Uma boa parte do discurso crítico da desregulamentação do sistema financeiro assenta em fundamentos teóricos neoclássicos. Segundo estes, o óptimo social na afectação de recursos, que seria alcançado na interacção entre indivíduos maximizadores do proveito individual, requereria um contexto de mercado de concorrência e informação perfeitas. Isto é um erro porque desmontar a desregulamentação do sistema financeiro com recurso ao corpo teórico neoclássico não abala em nada o projecto neoliberal, que parte de um quadro paradigmático inteiramente distinto.
É que, ao contrário do quadro epistémico neoclássico, que postula uma racionalidade humana cartesiana – i.e. que, uma vez descobertas as suas regras de funcionamento lógico, pode saber tudo quanto há a saber –, a radicalidade do argumento neoliberal assenta justamente num pessimismo cognitivista.
O conhecimento humano é limitado, descentralizado e de progresso imprevisível. Quer dizer que i) não só aquilo que podemos conhecer está intimamente ligado à nossa inserção específica na rede de relações familiares, comunitárias, socioculturais, etc. particular em que vivemos, como também que, por causa disso, ii) inclui uma forte dimensão tácita, não codificável proposicionalmente, e iii) uma natureza dinâmica, não estática, de construção na interacção, sendo impossível determinar a direcção do seu progresso. Quer dizer também que não existe o universal nem o necessário (muito menos um sujeito transcendental kantiano) nem, como tal, qualquer coisa como o método da escolha racional.
Outra conclusão é a de que não é possível a centralização do conhecimento completo de todas as preferências e de todas as necessidades humanas numa agência, num organismo central incumbido da tarefa de parametrizar as relações sociais com base num tal conhecimento. Nem possível nem legítimo.

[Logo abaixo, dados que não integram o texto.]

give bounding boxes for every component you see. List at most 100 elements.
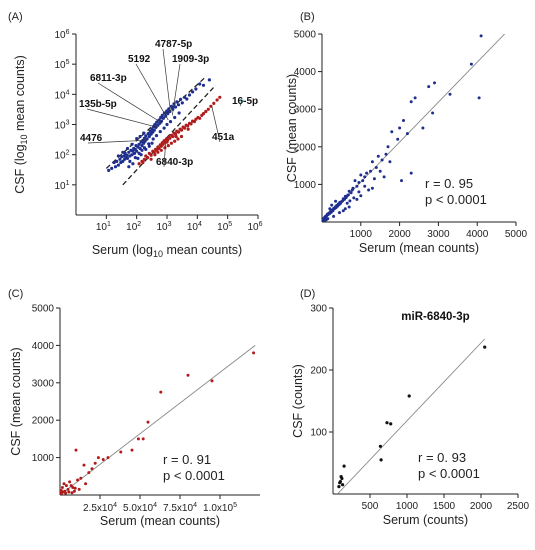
data-point xyxy=(372,177,376,181)
data-point xyxy=(166,144,170,148)
data-point xyxy=(90,467,94,471)
data-point xyxy=(207,78,211,82)
annotation-leader xyxy=(87,139,148,144)
data-point xyxy=(361,179,365,183)
data-point xyxy=(161,142,165,146)
data-point xyxy=(407,394,411,398)
data-point xyxy=(141,437,145,441)
data-point xyxy=(142,131,146,135)
data-point xyxy=(409,171,413,175)
data-point xyxy=(136,437,140,441)
y-tick-label: 2000 xyxy=(294,142,317,153)
data-point xyxy=(159,148,163,152)
data-point xyxy=(173,132,178,136)
data-point xyxy=(390,130,394,134)
data-point xyxy=(187,93,192,97)
data-point xyxy=(369,169,372,173)
data-point xyxy=(113,165,118,169)
data-point xyxy=(168,109,172,114)
data-point xyxy=(74,448,78,452)
data-point xyxy=(385,421,389,425)
annotation-label: 1909-3p xyxy=(172,54,209,65)
data-point xyxy=(139,153,143,157)
y-tick-label: 200 xyxy=(310,366,327,377)
data-point xyxy=(140,148,144,152)
data-point xyxy=(87,471,91,475)
data-point xyxy=(70,491,74,495)
p-value: p < 0.0001 xyxy=(425,192,487,207)
data-point xyxy=(125,146,130,151)
data-point xyxy=(77,487,81,491)
data-point xyxy=(338,211,341,215)
annotation-label: 451a xyxy=(212,132,235,143)
data-point xyxy=(82,463,86,467)
data-point xyxy=(400,179,403,183)
y-tick-label: 4000 xyxy=(294,67,317,78)
data-point xyxy=(151,137,155,141)
data-point xyxy=(153,122,157,127)
data-point xyxy=(137,162,141,166)
data-point xyxy=(106,456,110,460)
panel-label: (D) xyxy=(300,288,315,300)
annotation-label: 135b-5p xyxy=(79,99,117,110)
data-point xyxy=(171,134,175,139)
data-point xyxy=(175,100,179,104)
data-point xyxy=(345,201,349,205)
data-point xyxy=(150,141,154,145)
data-point xyxy=(355,184,359,188)
data-point xyxy=(179,128,184,132)
threshold-line xyxy=(122,84,217,186)
y-tick-label: 101 xyxy=(54,180,69,192)
data-point xyxy=(370,186,374,190)
data-point xyxy=(469,62,473,66)
data-point xyxy=(72,489,76,493)
data-point xyxy=(176,130,181,134)
x-tick-label: 5.0x104 xyxy=(123,502,157,514)
panel-d: (D) 500 1000 1500 2000 2500 100 200 300 Serum (co… xyxy=(291,288,530,527)
y-tick-label: 3000 xyxy=(32,378,55,389)
points xyxy=(107,78,244,172)
y-tick-label: 100 xyxy=(310,428,327,439)
data-point xyxy=(146,420,150,424)
annotation-label: 16-5p xyxy=(232,96,258,107)
data-point xyxy=(130,153,134,157)
data-point xyxy=(357,190,361,194)
data-point xyxy=(121,159,125,163)
y-tick-label: 1000 xyxy=(294,180,317,191)
data-point xyxy=(192,120,196,124)
x-axis-label: Serum (mean counts) xyxy=(359,241,479,255)
data-point xyxy=(173,115,177,120)
data-point xyxy=(66,487,70,491)
y-tick-label: 5000 xyxy=(294,30,317,41)
data-point xyxy=(402,119,405,122)
data-point xyxy=(342,464,346,468)
data-point xyxy=(101,458,105,461)
data-point xyxy=(201,83,206,87)
data-point xyxy=(60,489,63,492)
data-point xyxy=(477,96,481,100)
data-point xyxy=(191,90,195,94)
x-tick-label: 102 xyxy=(126,221,141,233)
x-tick-label: 2000 xyxy=(470,501,493,512)
data-point xyxy=(147,142,151,146)
annotation-label: 4476 xyxy=(80,133,103,144)
x-tick-label: 106 xyxy=(247,221,262,233)
data-point xyxy=(127,150,131,154)
y-tick-label: 5000 xyxy=(32,304,55,315)
y-tick-label: 3000 xyxy=(294,105,317,116)
data-point xyxy=(165,109,169,113)
data-point xyxy=(69,484,73,488)
data-point xyxy=(186,127,190,131)
data-point xyxy=(174,134,178,139)
annotation-label: 5192 xyxy=(128,54,151,65)
points xyxy=(60,351,256,495)
data-point xyxy=(386,145,390,149)
y-tick-label: 103 xyxy=(54,120,69,132)
data-point xyxy=(165,122,169,127)
data-point xyxy=(374,166,378,169)
x-tick-label: 1000 xyxy=(396,501,419,512)
data-point xyxy=(323,218,327,222)
data-point xyxy=(135,137,139,141)
data-point xyxy=(370,160,374,164)
data-point xyxy=(194,87,198,91)
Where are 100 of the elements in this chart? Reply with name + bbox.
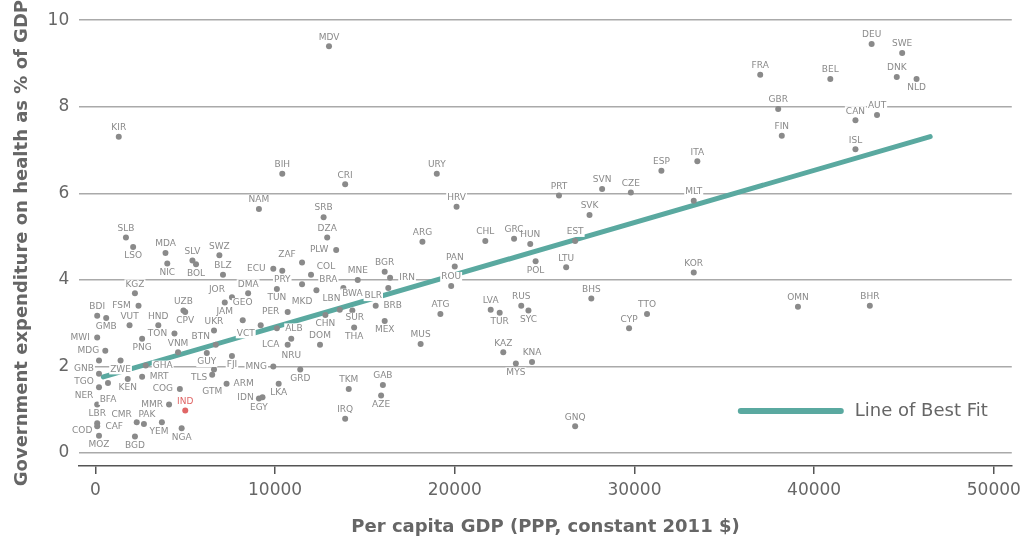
- data-label: GRD: [290, 372, 311, 383]
- data-label: LKA: [270, 387, 288, 398]
- data-label: BOL: [186, 267, 206, 278]
- x-tick-label: 50000: [966, 478, 1021, 499]
- data-label: MKD: [291, 295, 313, 306]
- data-label: LBN: [322, 292, 341, 303]
- data-label: THA: [343, 330, 365, 341]
- data-label: SWZ: [208, 240, 230, 251]
- data-label: YEM: [148, 426, 169, 437]
- data-label: GMB: [95, 321, 117, 332]
- data-label: MDG: [77, 345, 100, 356]
- data-label: BLR: [364, 290, 383, 301]
- data-label: CYP: [620, 313, 639, 324]
- data-label: UZB: [174, 295, 193, 306]
- data-label: AZE: [372, 398, 391, 409]
- data-label: LSO: [124, 250, 143, 261]
- data-label: BGD: [124, 439, 145, 450]
- data-label: TGO: [73, 376, 94, 387]
- data-label: DNK: [886, 62, 908, 73]
- data-label: KOR: [684, 257, 704, 268]
- data-label: RUS: [511, 291, 531, 302]
- data-label: KAZ: [494, 337, 513, 348]
- data-label: NIC: [159, 266, 176, 277]
- data-label: MOZ: [88, 439, 110, 450]
- data-label: IRQ: [337, 404, 354, 415]
- data-label: UKR: [204, 315, 224, 326]
- data-label: BEL: [821, 64, 839, 75]
- data-label: KGZ: [125, 278, 145, 289]
- data-label: ATG: [431, 299, 450, 310]
- data-label: ITA: [690, 146, 705, 157]
- data-label: FIN: [774, 121, 790, 132]
- data-label: POL: [526, 264, 545, 275]
- data-label: MDA: [155, 238, 177, 249]
- data-label: MNG: [245, 360, 268, 371]
- data-label: PAN: [445, 251, 464, 262]
- x-tick-label: 40000: [787, 478, 842, 499]
- x-tick-label: 30000: [607, 478, 662, 499]
- data-label: NLD: [907, 82, 926, 93]
- data-label: FJI: [226, 359, 238, 370]
- data-label: GUY: [197, 356, 217, 367]
- data-label: BRB: [383, 300, 403, 311]
- data-label: IDN: [237, 391, 254, 402]
- data-label: LTU: [558, 252, 575, 263]
- data-label: BIH: [274, 159, 291, 170]
- data-label: BFA: [99, 394, 118, 405]
- data-label: GNQ: [564, 411, 586, 422]
- data-label: OMN: [787, 292, 809, 303]
- data-label: SLV: [184, 245, 202, 256]
- y-tick-label: 0: [58, 441, 70, 462]
- data-label: PAK: [138, 408, 157, 419]
- data-label: BGR: [375, 257, 395, 268]
- data-label: SVN: [592, 174, 612, 185]
- data-label: DMA: [237, 278, 260, 289]
- data-label: URY: [427, 159, 447, 170]
- data-label: ZAF: [278, 248, 296, 259]
- data-label: SLB: [117, 222, 135, 233]
- data-label: SRB: [314, 202, 333, 213]
- data-label: BHR: [860, 291, 880, 302]
- x-tick-label: 20000: [427, 478, 482, 499]
- data-label: MMR: [141, 398, 163, 409]
- data-label: TUN: [266, 292, 287, 303]
- data-label: SYC: [519, 313, 537, 324]
- data-label: COD: [72, 425, 93, 436]
- data-label: ECU: [247, 262, 266, 273]
- data-label: AUT: [867, 100, 887, 111]
- data-label: LCA: [261, 339, 281, 350]
- data-label: HRV: [447, 192, 467, 203]
- data-label: VCT: [236, 327, 256, 338]
- data-label: TLS: [189, 371, 208, 382]
- data-label: NGA: [171, 431, 193, 442]
- data-label: GAB: [373, 370, 393, 381]
- data-label: CHL: [476, 226, 495, 237]
- data-label: HND: [148, 310, 169, 321]
- data-label: TON: [146, 327, 168, 338]
- data-label: CHN: [315, 318, 336, 329]
- data-label: ESP: [652, 156, 671, 167]
- text: Line of Best Fit: [854, 398, 988, 420]
- data-label: DOM: [309, 330, 331, 341]
- data-label: LBR: [88, 407, 106, 418]
- data-label: KNA: [522, 347, 543, 358]
- data-label: SVK: [580, 200, 600, 211]
- data-label: ARM: [233, 378, 254, 389]
- data-label: BDI: [89, 301, 106, 312]
- data-label: BTN: [191, 331, 210, 342]
- x-tick-label: 10000: [248, 478, 303, 499]
- data-label: ISL: [848, 134, 863, 145]
- data-label: GBR: [768, 94, 788, 105]
- data-label: GEO: [232, 297, 253, 308]
- data-label: MNE: [347, 265, 369, 276]
- data-label: MWI: [70, 331, 90, 342]
- data-label: TTO: [637, 299, 656, 310]
- data-label: PLW: [309, 244, 329, 255]
- data-label: PER: [261, 306, 280, 317]
- data-label: ALB: [285, 322, 303, 333]
- data-label: GTM: [202, 386, 223, 397]
- data-label: JAM: [215, 305, 233, 316]
- data-label: EGY: [250, 401, 269, 412]
- data-label: VNM: [167, 337, 189, 348]
- data-label: VUT: [120, 310, 140, 321]
- data-label: CAN: [845, 105, 866, 116]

E este é o grande argumento neoliberal de defesa do mercado desregulamentado como dispositivo de coordenação social: mecanismos de regulação e de redistribuição (como é o caso da tributação) enviesariam o livre progresso das forças criativas humanas em interacção, em nome da imposição (ilegítima) de um ideal normativo qualquer por parte de uma agência central (um Estado) que não teria como deter o conhecimento completo das preferências e necessidades dos indivíduos.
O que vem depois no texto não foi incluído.